守則
翌日、嬪宮の元に側室たちが挨拶に訪れた。鄭良媛、そして縣主を産んだ朴守則と並んで慶華は挨拶をした。
嬪宮は薔薇のような美貌を持っていたが、彼女たちに微笑む事はしなかった。間髪入れずに3人を座らせると冷たく言い放った。
「よく邸下に仕えなさい」
それに答えたのは鄭良媛だった。
「はい。しかしながら、どうして女官が我々、側室と一緒に座っているのです?」
鄭良媛はちらりと朴守則に目をやった。朴守則はうつむき唇を噛んだ。守則は女官の地位であり、側室の地位ではない。王の後宮でいう承恩尚宮と同等なのである。承恩尚宮とは王の寵愛を賜った宮女の地位であり、側室ではない。いわば中途半端な名目だけの地位なのである。
鄭良媛の言葉に反駁したのは慶華だった。
「良媛媽媽、それは言い過ぎです。守則だろうが良媛だろうが世子邸下に仕える者にかわりありません。そうですわよね?嬪宮媽媽」
「楊承徽の言う通りだわよ。鄭良媛、口を慎みなさい」
嬪宮の一言で何か言いたそうだった鄭良媛は口をつぐんだ。
「3人とも下がりなさい」
「はい」
慶華は嬪宮の殿舎から出ると朴守則から声をかけられた。野菊のような素朴さに柔らかい光をたたえた瞳が美しく見えた。
「承徽媽媽、先程はありがとうございました」
「お礼を言われることはしていないわ」
「いえ…私は守則に過ぎません。それを卑屈に考えてはいけないと気にもとめていませんでした。ですが、屈辱には耐えられません」
「守則はしっかりした方なのね。気が弱い方だと思っていたけれど」
「人は地位や見かけで判断できないものです。地位は人を奢らせ、見かけは見栄を張らせます」
「守則から含蓄のある言葉を聞けて嬉しいわ」
「どうか、守則でなく妹とお呼びください」
「なら、妹妹ね」
「妹妹?」
「そう。大陸の言葉で妹というの。姉は姐姐」
「承徽媽媽を姐姐と呼んでも?」
「こんな聡明な妹の姉になれるなんて光栄だわ」
2人は微笑み合った。後宮の女たちはいがみ合っていた。しかし、一握りの気の合う女たちが集まり擬似姉妹となる。同情姉妹と呼ばれる風習だった。
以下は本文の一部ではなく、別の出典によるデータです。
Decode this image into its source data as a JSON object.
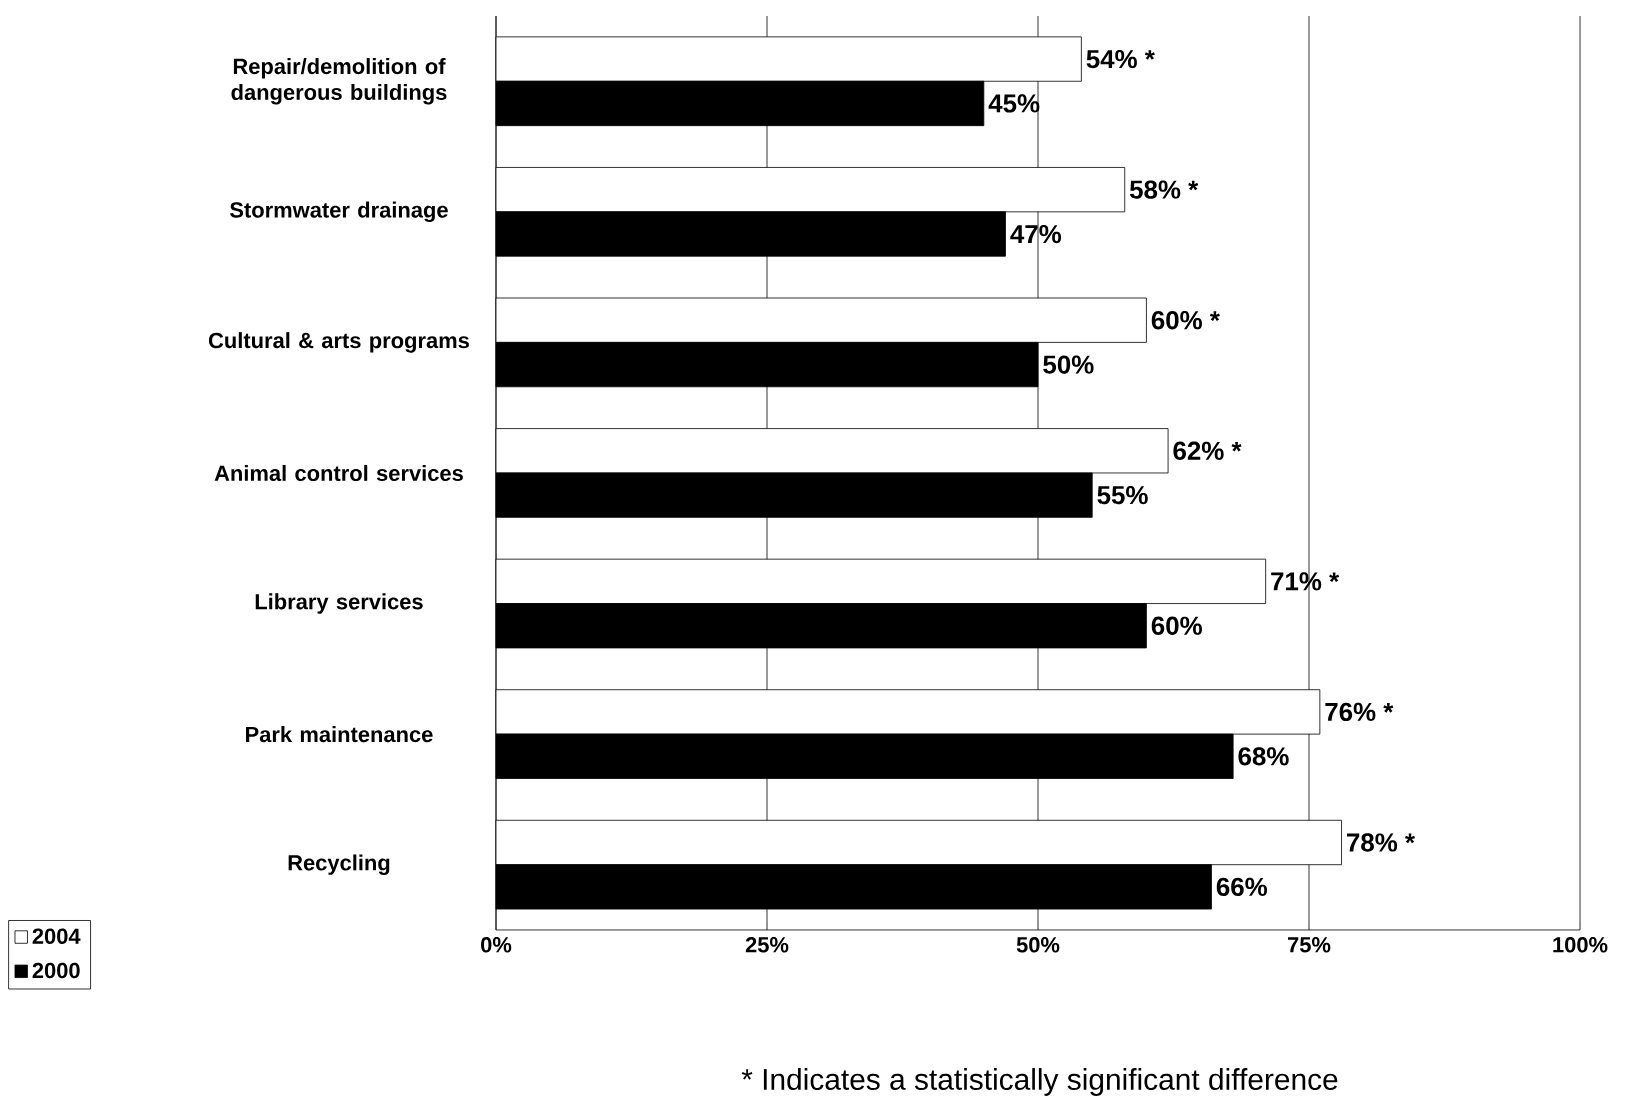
{
  "chart_data": {
    "type": "bar",
    "orientation": "horizontal",
    "categories": [
      "Repair/demolition of dangerous buildings",
      "Stormwater drainage",
      "Cultural & arts programs",
      "Animal control services",
      "Library services",
      "Park maintenance",
      "Recycling"
    ],
    "series": [
      {
        "name": "2004",
        "color": "#ffffff",
        "values": [
          54,
          58,
          60,
          62,
          71,
          76,
          78
        ],
        "value_labels": [
          "54% *",
          "58% *",
          "60% *",
          "62% *",
          "71% *",
          "76% *",
          "78% *"
        ]
      },
      {
        "name": "2000",
        "color": "#000000",
        "values": [
          45,
          47,
          50,
          55,
          60,
          68,
          66
        ],
        "value_labels": [
          "45%",
          "47%",
          "50%",
          "55%",
          "60%",
          "68%",
          "66%"
        ]
      }
    ],
    "xlim": [
      0,
      100
    ],
    "xticks": [
      {
        "value": 0,
        "label": "0%"
      },
      {
        "value": 25,
        "label": "25%"
      },
      {
        "value": 50,
        "label": "50%"
      },
      {
        "value": 75,
        "label": "75%"
      },
      {
        "value": 100,
        "label": "100%"
      }
    ],
    "grid": "x",
    "legend": "bottom left",
    "annotations": [
      "* Indicates a statistically significant difference"
    ]
  }
}
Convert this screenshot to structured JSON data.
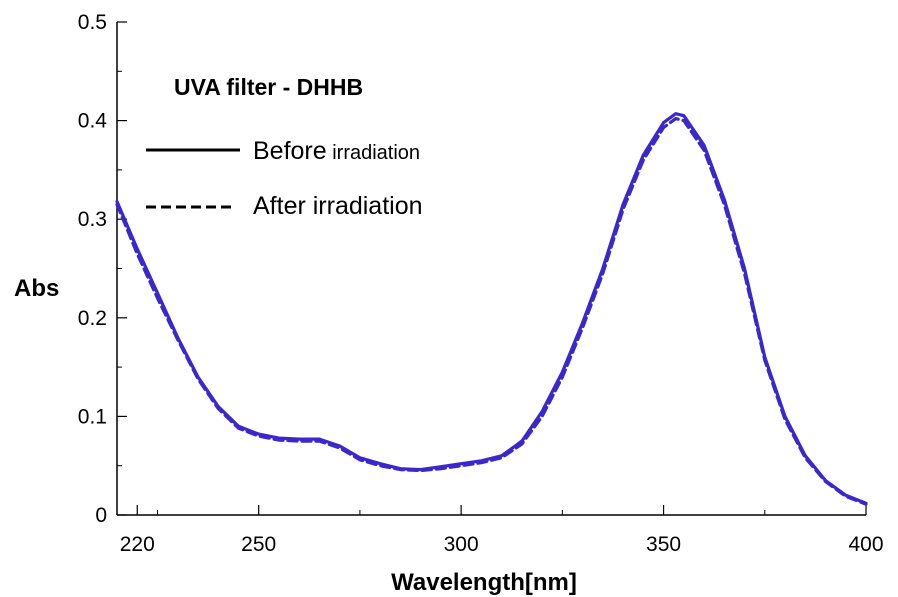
{
  "chart_data": {
    "type": "line",
    "xlabel": "Wavelength[nm]",
    "ylabel": "Abs",
    "xlim": [
      215,
      400
    ],
    "ylim": [
      0,
      0.5
    ],
    "x_ticks": [
      220,
      250,
      300,
      350,
      400
    ],
    "y_ticks": [
      0,
      0.1,
      0.2,
      0.3,
      0.4,
      0.5
    ],
    "y_tick_labels": [
      "0",
      "0.1",
      "0.2",
      "0.3",
      "0.4",
      "0.5"
    ],
    "grid": false,
    "legend_position": "top-left",
    "legend_title": "UVA filter - DHHB",
    "series": [
      {
        "name_main": "Before",
        "name_suffix": " irradiation",
        "style": "solid",
        "color": "#3a28cc",
        "x": [
          215,
          220,
          225,
          230,
          235,
          240,
          245,
          250,
          255,
          260,
          265,
          270,
          275,
          280,
          285,
          290,
          295,
          300,
          305,
          310,
          315,
          320,
          325,
          330,
          335,
          340,
          345,
          350,
          353,
          355,
          360,
          365,
          370,
          375,
          380,
          385,
          390,
          395,
          400
        ],
        "y": [
          0.318,
          0.27,
          0.225,
          0.18,
          0.14,
          0.11,
          0.09,
          0.082,
          0.078,
          0.077,
          0.077,
          0.07,
          0.058,
          0.052,
          0.047,
          0.046,
          0.049,
          0.052,
          0.055,
          0.06,
          0.075,
          0.105,
          0.145,
          0.195,
          0.25,
          0.315,
          0.365,
          0.398,
          0.407,
          0.405,
          0.375,
          0.32,
          0.25,
          0.16,
          0.1,
          0.06,
          0.035,
          0.02,
          0.012
        ]
      },
      {
        "name_main": "After irradiation",
        "name_suffix": "",
        "style": "dashed",
        "color": "#3a28cc",
        "x": [
          215,
          220,
          225,
          230,
          235,
          240,
          245,
          250,
          255,
          260,
          265,
          270,
          275,
          280,
          285,
          290,
          295,
          300,
          305,
          310,
          315,
          320,
          325,
          330,
          335,
          340,
          345,
          350,
          353,
          355,
          360,
          365,
          370,
          375,
          380,
          385,
          390,
          395,
          400
        ],
        "y": [
          0.315,
          0.265,
          0.22,
          0.178,
          0.138,
          0.108,
          0.088,
          0.08,
          0.076,
          0.075,
          0.075,
          0.068,
          0.056,
          0.05,
          0.046,
          0.045,
          0.047,
          0.05,
          0.053,
          0.058,
          0.072,
          0.1,
          0.14,
          0.19,
          0.245,
          0.31,
          0.36,
          0.393,
          0.402,
          0.4,
          0.37,
          0.315,
          0.245,
          0.157,
          0.097,
          0.058,
          0.034,
          0.019,
          0.011
        ]
      }
    ]
  }
}
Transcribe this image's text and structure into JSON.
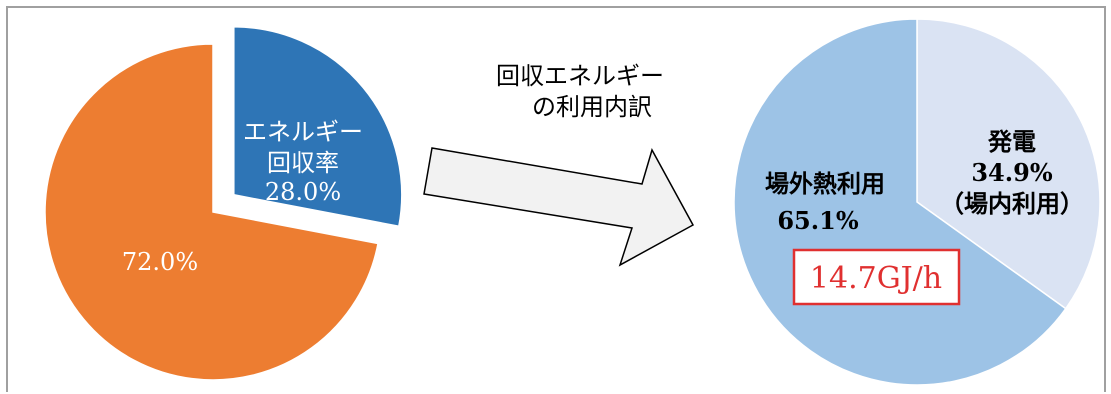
{
  "chart_data": [
    {
      "type": "pie",
      "categories": [
        "エネルギー回収率",
        ""
      ],
      "values": [
        28.0,
        72.0
      ],
      "unit": "%",
      "colors": [
        "#2e75b6",
        "#ed7d31"
      ],
      "exploded_slice": 0,
      "slice_labels": [
        [
          "エネルギー",
          "回収率",
          "28.0%"
        ],
        [
          "72.0%"
        ]
      ]
    },
    {
      "type": "pie",
      "title": [
        "回収エネルギー",
        "の利用内訳"
      ],
      "categories": [
        "発電（場内利用）",
        "場外熱利用"
      ],
      "values": [
        34.9,
        65.1
      ],
      "unit": "%",
      "colors": [
        "#dae3f3",
        "#9dc3e6"
      ],
      "slice_labels": [
        [
          "発電",
          "34.9%",
          "（場内利用）"
        ],
        [
          "場外熱利用",
          "65.1%"
        ]
      ],
      "annotation": "14.7GJ/h",
      "annotation_color": "#e03030"
    }
  ],
  "styles": {
    "text_light": "#ffffff",
    "text_dark": "#000000",
    "border": "#a0a0a0"
  }
}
慶華は朴守則という女が気になった。何故、世子の娘を産みながら女官なのか。それを本人から聞くのははばかられたから、部屋に戻ってから呉尚宮に尋ねた。
朴守則こと朴寶羅は世子宮の宮女で教養高い桂尚宮(ケ尚宮)の弟子だった。それを世子が気まぐれに手をつけて懐妊させた。娘を産んでも気まぐれで寵愛はつなぎ止められず守則の地位に留まるしかなかったのである。
その日の夜、閨に世子が現れると慶華は優しく諭すように言った。
「邸下、縣主のことを考えたことがありますか?」
「縣主…守則の娘だな」
「この先、縣主が嫁ぐ時、ずっと女官の娘と陰口を叩かれるのかと思うと不憫になりませんか?それに封号もなく縣主、縣主とお呼びになって…それでは邸下が冷たい父親と思われてしまいます」
「言われてみればそうだな。何故、娘の将来を考えなかったのだろう…守則と娘に不憫な思いをさせてしまったな」
「ならば、すぐにでも慈悲と愛をお与えにおなり遊ばせ」
世子は慶華の得意そうな笑みを見つめた。